In summary, ectotrophic mycorrhiza is a symbiotic relationship between fungi and plant roots, characterized by the formation of a sheath or mantle around the root tips. This association benefits both the fungus and the host plant by facilitating nutrient exchange, improving tolerance to adverse conditions, and contributing to ecosystem functioning.
Sources:
- “Ectomycorrhiza” – Wikipedia. Available at: https://en.wikipedia.org/wiki/Ectomycorrhiza
- “Ectotrophic mycorrhiza” – Britannica. Available at: https://www.britannica.com/science/ectotrophic-mycorrhiza
- “Mycorrhizae” – University of Wisconsin-Madison Division of Extension.
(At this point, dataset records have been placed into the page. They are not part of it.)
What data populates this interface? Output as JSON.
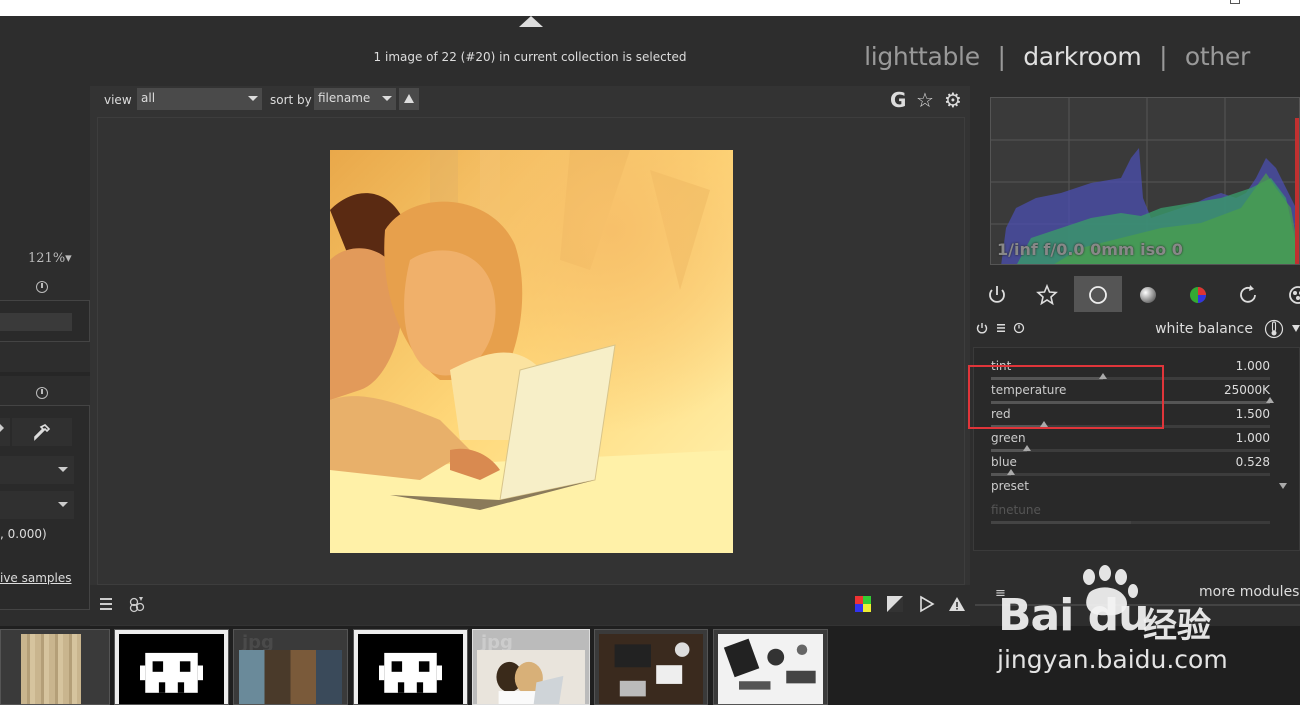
{
  "top": {
    "selection_info": "1 image of 22 (#20) in current collection is selected"
  },
  "views": {
    "lighttable": "lighttable",
    "darkroom": "darkroom",
    "other": "other",
    "separator": "|"
  },
  "toolbar": {
    "view_label": "view",
    "view_value": "all",
    "sort_label": "sort by",
    "sort_value": "filename",
    "icons": [
      "grouping-icon",
      "star-icon",
      "gear-icon"
    ],
    "grouping_glyph": "G",
    "star_glyph": "☆",
    "gear_glyph": "⚙"
  },
  "left_panel": {
    "zoom": "121%▾",
    "coords": ", 0.000)",
    "samples_link": "ive samples"
  },
  "histogram": {
    "info": "1/inf f/0.0 0mm iso 0"
  },
  "module_tabs": [
    "power-icon",
    "favorites-icon",
    "base-icon",
    "tone-icon",
    "color-icon",
    "correct-icon",
    "effects-icon"
  ],
  "white_balance": {
    "title": "white balance",
    "sliders": [
      {
        "label": "tint",
        "value": "1.000",
        "position": 0.4
      },
      {
        "label": "temperature",
        "value": "25000K",
        "position": 1.0
      },
      {
        "label": "red",
        "value": "1.500",
        "position": 0.19
      },
      {
        "label": "green",
        "value": "1.000",
        "position": 0.13
      },
      {
        "label": "blue",
        "value": "0.528",
        "position": 0.07
      }
    ],
    "preset_label": "preset",
    "finetune_label": "finetune"
  },
  "more_modules": "more modules",
  "filmstrip": {
    "ext_label": "jpg",
    "thumbs": [
      "wood",
      "pixel-skull",
      "bookshelf",
      "pixel-skull",
      "couple-laptop",
      "desk-top",
      "desk-items"
    ]
  },
  "watermark": {
    "brand": "Bai du",
    "cn": "经验",
    "url": "jingyan.baidu.com"
  },
  "colors": {
    "highlight": "#e0353a",
    "photo_tint": "#ffe07a"
  }
}
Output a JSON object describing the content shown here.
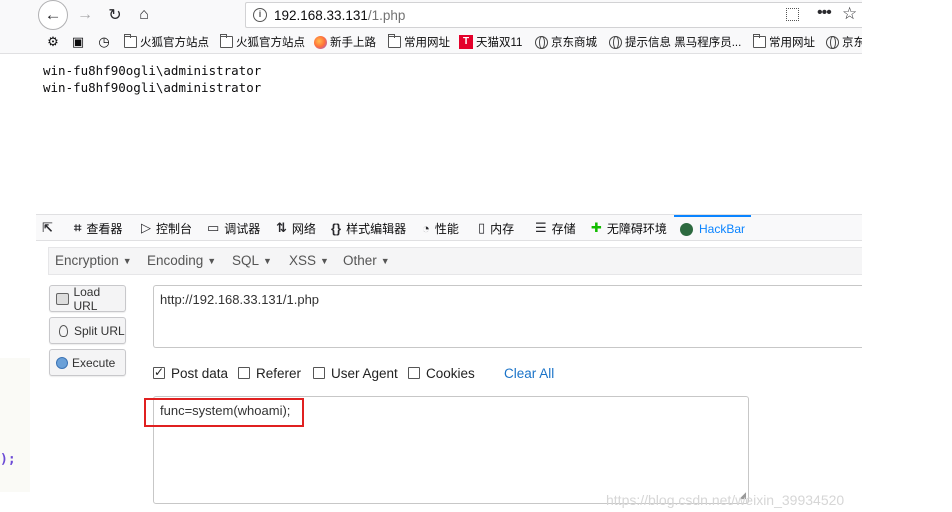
{
  "browser": {
    "url_host": "192.168.33.131",
    "url_path": "/1.php",
    "bookmarks": [
      {
        "icon": "gear-icon",
        "label": ""
      },
      {
        "icon": "screenshot-icon",
        "label": ""
      },
      {
        "icon": "history-icon",
        "label": ""
      },
      {
        "icon": "folder-icon",
        "label": "火狐官方站点"
      },
      {
        "icon": "folder-icon",
        "label": "火狐官方站点"
      },
      {
        "icon": "firefox-icon",
        "label": "新手上路"
      },
      {
        "icon": "folder-icon",
        "label": "常用网址"
      },
      {
        "icon": "tmall-icon",
        "label": "天猫双11"
      },
      {
        "icon": "globe-icon",
        "label": "京东商城"
      },
      {
        "icon": "info-icon",
        "label": "提示信息 黑马程序员..."
      },
      {
        "icon": "folder-icon",
        "label": "常用网址"
      },
      {
        "icon": "globe-icon",
        "label": "京东"
      }
    ]
  },
  "page": {
    "lines": [
      "win-fu8hf90ogli\\administrator",
      "win-fu8hf90ogli\\administrator"
    ]
  },
  "devtools": {
    "tabs": [
      {
        "label": "",
        "icon": "inspect-pick-icon"
      },
      {
        "label": "查看器",
        "icon": "inspector-icon"
      },
      {
        "label": "控制台",
        "icon": "console-icon"
      },
      {
        "label": "调试器",
        "icon": "debugger-icon"
      },
      {
        "label": "网络",
        "icon": "network-icon"
      },
      {
        "label": "样式编辑器",
        "icon": "style-editor-icon"
      },
      {
        "label": "性能",
        "icon": "performance-icon"
      },
      {
        "label": "内存",
        "icon": "memory-icon"
      },
      {
        "label": "存储",
        "icon": "storage-icon"
      },
      {
        "label": "无障碍环境",
        "icon": "accessibility-icon"
      },
      {
        "label": "HackBar",
        "icon": "hackbar-icon",
        "active": true
      }
    ]
  },
  "hackbar": {
    "menu": [
      "Encryption",
      "Encoding",
      "SQL",
      "XSS",
      "Other"
    ],
    "buttons": {
      "load": "Load URL",
      "split": "Split URL",
      "execute": "Execute"
    },
    "url_value": "http://192.168.33.131/1.php",
    "options": {
      "post_data": "Post data",
      "referer": "Referer",
      "user_agent": "User Agent",
      "cookies": "Cookies",
      "clear_all": "Clear All"
    },
    "post_checked": true,
    "post_value": "func=system(whoami);"
  },
  "left_fragment": ");",
  "watermark": "https://blog.csdn.net/weixin_39934520",
  "colors": {
    "accent": "#0a84ff",
    "highlight_box": "#e02020",
    "link": "#1a73c8"
  }
}
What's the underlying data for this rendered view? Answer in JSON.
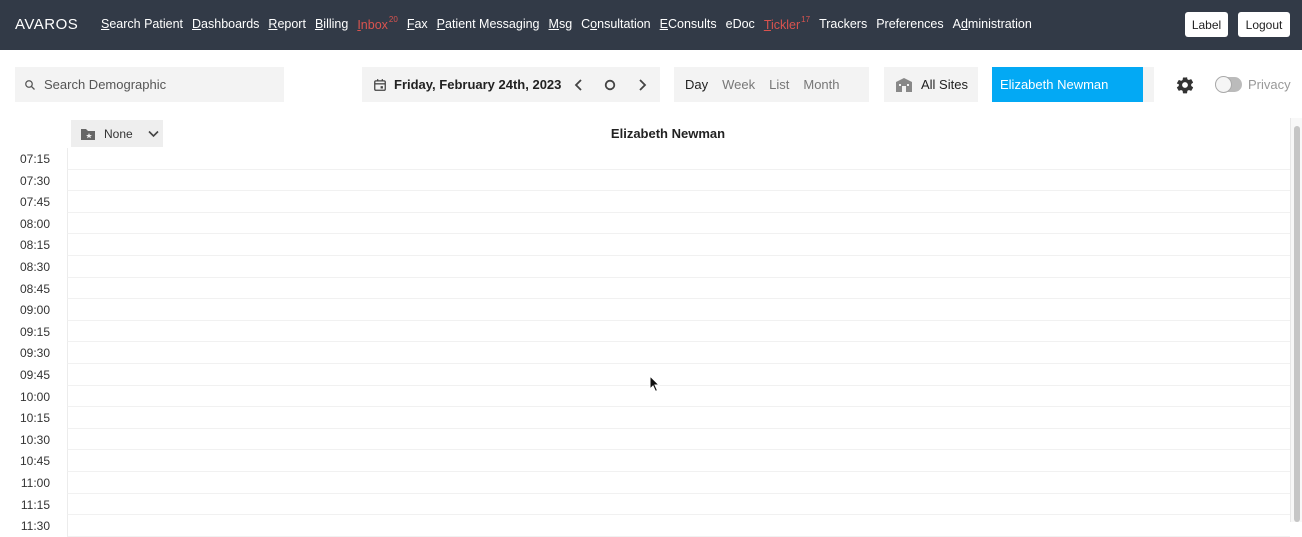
{
  "app": {
    "brand": "AVAROS"
  },
  "nav": {
    "items": [
      {
        "pre": "",
        "ul": "S",
        "post": "earch Patient",
        "badge": "",
        "alert": false
      },
      {
        "pre": "",
        "ul": "D",
        "post": "ashboards",
        "badge": "",
        "alert": false
      },
      {
        "pre": "",
        "ul": "R",
        "post": "eport",
        "badge": "",
        "alert": false
      },
      {
        "pre": "",
        "ul": "B",
        "post": "illing",
        "badge": "",
        "alert": false
      },
      {
        "pre": "",
        "ul": "I",
        "post": "nbox",
        "badge": "20",
        "alert": true
      },
      {
        "pre": "",
        "ul": "F",
        "post": "ax",
        "badge": "",
        "alert": false
      },
      {
        "pre": "",
        "ul": "P",
        "post": "atient Messaging",
        "badge": "",
        "alert": false
      },
      {
        "pre": "",
        "ul": "M",
        "post": "sg",
        "badge": "",
        "alert": false
      },
      {
        "pre": "C",
        "ul": "o",
        "post": "nsultation",
        "badge": "",
        "alert": false
      },
      {
        "pre": "",
        "ul": "E",
        "post": "Consults",
        "badge": "",
        "alert": false
      },
      {
        "pre": "",
        "ul": "",
        "post": "eDoc",
        "badge": "",
        "alert": false
      },
      {
        "pre": "",
        "ul": "T",
        "post": "ickler",
        "badge": "17",
        "alert": true
      },
      {
        "pre": "",
        "ul": "",
        "post": "Trackers",
        "badge": "",
        "alert": false
      },
      {
        "pre": "",
        "ul": "",
        "post": "Preferences",
        "badge": "",
        "alert": false
      },
      {
        "pre": "A",
        "ul": "d",
        "post": "ministration",
        "badge": "",
        "alert": false
      }
    ],
    "label_button": "Label",
    "logout_button": "Logout"
  },
  "search": {
    "placeholder": "Search Demographic",
    "value": ""
  },
  "date": {
    "label": "Friday, February 24th, 2023"
  },
  "views": {
    "day": "Day",
    "week": "Week",
    "list": "List",
    "month": "Month",
    "active": "day"
  },
  "sites": {
    "label": "All Sites"
  },
  "provider": {
    "name": "Elizabeth Newman"
  },
  "privacy": {
    "label": "Privacy",
    "enabled": false
  },
  "schedule": {
    "folder_label": "None",
    "column_title": "Elizabeth Newman",
    "times": [
      "07:15",
      "07:30",
      "07:45",
      "08:00",
      "08:15",
      "08:30",
      "08:45",
      "09:00",
      "09:15",
      "09:30",
      "09:45",
      "10:00",
      "10:15",
      "10:30",
      "10:45",
      "11:00",
      "11:15",
      "11:30"
    ]
  },
  "colors": {
    "topbar": "#323a47",
    "provider_accent": "#03a9f4",
    "alert": "#d9534f"
  }
}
Available at: https://hort.extension.wisc.edu/articles/mycorrhizae/
FAQs
What is ectotrophic mycorrhiza?
Ectotrophic mycorrhiza is a symbiotic relationship between certain fungi and the roots of plants, where the fungus forms a mantle or sheath around the root tips without penetrating the root cells.
Which plant species form ectomycorrhizas?
Ectomycorrhizas form on the roots of around 2% of plant species, usually woody plants, including species from the birch, dipterocarp, myrtle, beech, willow, pine, and rose families.
How does the fungal structure in ectotrophic mycorrhiza differ from other mycorrhizal relationships?
In ectotrophic mycorrhiza, the fungus forms a sheath or mantle around the root tips, creating a protective layer. The fungal hyphae extend into the surrounding soil, increasing the absorption surface area of the roots.
How do the fungus and the plant exchange nutrients in ectotrophic mycorrhiza?
The fungus in ectotrophic mycorrhiza absorbs nutrients from the soil, such as phosphorus, ammonium, and zinc, and transfers them to the plant. In return, the fungus receives carbohydrates from the host plant.
What are the benefits of ectotrophic mycorrhizal associations for plants?
Ectotrophic mycorrhizal associations can benefit plants by increasing nutrient uptake, improving tolerance to adverse conditions like drought and high temperatures, and providing some protection against soil-borne diseases.